“An integer is called formidable if it can be written as a sum of distinct powers of 4, and successful if it can be written as a sum of distinct powers of 6. Can 2005 be written as a sum of a formidable number and a successful number? Prove your answer.”
This problem, from the 2005 Bay Area Mathematical Olympiad, is intended primarily for bright and math-focused high schoolers. Imagine my delight to find four of my students — three in middle school, no less — not only fearlessly diving in, but actually solving it.
Congratulations to Cameron R., Sloan D., Seika N., and Jack D.!
2008 is going to be a very good year.
I have to admit I am somewhat older than a middle-schooler. I am getting the answer “no”. Is that correct?

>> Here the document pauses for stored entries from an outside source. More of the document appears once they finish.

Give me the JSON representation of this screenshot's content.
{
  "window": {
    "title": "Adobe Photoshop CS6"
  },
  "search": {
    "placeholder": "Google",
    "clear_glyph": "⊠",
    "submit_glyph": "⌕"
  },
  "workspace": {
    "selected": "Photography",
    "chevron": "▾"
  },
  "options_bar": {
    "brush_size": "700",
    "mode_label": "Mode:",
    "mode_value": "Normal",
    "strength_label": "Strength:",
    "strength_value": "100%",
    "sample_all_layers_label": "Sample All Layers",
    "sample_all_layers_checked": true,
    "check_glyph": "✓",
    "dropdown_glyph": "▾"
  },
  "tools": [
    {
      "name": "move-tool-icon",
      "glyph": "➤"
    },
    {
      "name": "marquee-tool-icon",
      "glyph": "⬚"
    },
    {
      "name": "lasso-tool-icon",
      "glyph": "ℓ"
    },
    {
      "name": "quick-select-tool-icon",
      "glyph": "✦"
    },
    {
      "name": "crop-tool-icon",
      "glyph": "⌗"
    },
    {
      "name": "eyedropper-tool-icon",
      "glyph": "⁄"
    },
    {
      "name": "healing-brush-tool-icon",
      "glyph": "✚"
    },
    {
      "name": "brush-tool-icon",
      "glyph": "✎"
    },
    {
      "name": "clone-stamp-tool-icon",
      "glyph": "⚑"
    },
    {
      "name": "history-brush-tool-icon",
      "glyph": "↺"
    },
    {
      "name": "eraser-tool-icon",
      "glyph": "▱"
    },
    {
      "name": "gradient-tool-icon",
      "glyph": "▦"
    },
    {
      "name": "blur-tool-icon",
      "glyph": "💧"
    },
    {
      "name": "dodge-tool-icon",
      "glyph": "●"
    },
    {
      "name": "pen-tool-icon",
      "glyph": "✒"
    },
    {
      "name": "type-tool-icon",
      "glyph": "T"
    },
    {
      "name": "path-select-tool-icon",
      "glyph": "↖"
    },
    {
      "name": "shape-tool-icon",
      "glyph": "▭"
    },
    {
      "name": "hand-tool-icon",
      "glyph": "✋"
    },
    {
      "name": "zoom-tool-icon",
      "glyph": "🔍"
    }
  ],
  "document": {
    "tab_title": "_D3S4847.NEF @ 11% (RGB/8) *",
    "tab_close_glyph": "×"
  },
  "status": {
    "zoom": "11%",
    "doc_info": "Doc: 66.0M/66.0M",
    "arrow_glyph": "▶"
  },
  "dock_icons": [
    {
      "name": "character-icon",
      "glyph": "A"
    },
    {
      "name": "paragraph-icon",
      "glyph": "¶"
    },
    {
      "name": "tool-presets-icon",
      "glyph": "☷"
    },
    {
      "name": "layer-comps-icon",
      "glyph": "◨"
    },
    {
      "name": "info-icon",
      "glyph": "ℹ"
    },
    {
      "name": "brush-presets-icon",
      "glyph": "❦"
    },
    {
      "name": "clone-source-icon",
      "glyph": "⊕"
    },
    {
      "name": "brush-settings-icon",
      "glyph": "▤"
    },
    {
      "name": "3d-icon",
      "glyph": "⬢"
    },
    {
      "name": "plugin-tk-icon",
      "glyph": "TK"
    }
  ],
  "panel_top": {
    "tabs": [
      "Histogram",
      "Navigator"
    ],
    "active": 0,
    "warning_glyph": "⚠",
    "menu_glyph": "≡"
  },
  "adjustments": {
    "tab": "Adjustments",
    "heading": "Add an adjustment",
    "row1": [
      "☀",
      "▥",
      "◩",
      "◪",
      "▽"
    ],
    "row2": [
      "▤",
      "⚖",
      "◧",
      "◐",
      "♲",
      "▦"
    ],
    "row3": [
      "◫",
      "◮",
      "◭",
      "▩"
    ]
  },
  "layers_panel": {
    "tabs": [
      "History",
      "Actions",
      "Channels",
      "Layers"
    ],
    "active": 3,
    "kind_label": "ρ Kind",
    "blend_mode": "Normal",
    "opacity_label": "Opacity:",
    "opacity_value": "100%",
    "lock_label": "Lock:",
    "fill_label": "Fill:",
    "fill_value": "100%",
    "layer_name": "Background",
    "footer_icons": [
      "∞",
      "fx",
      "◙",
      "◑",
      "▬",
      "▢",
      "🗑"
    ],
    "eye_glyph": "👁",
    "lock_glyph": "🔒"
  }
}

Yes, but without a proof, that wouldn’t get much credit. ๐
Fair enough. To be the sum of a formidable number and a successful number, 2005 will have to be the sum of a subset of the following terms — each chosen 0 or 1 time:
1 4 16 64 256 1024
1 6 36 216 1296
We cannot choose both 1024 and 1296, because that exceeds 2005.
Hence the maximum we can achieve is the sum of 1 4 16 64 256 1 6 36 216 1296
But that maximum is less than 2005.
QED (quite easily done).
Complete, direct, concise: I don’t know how I could improve on that! Well done.
…and thanks for the inspiration and reminder to start posting again now that I’m back from vacation.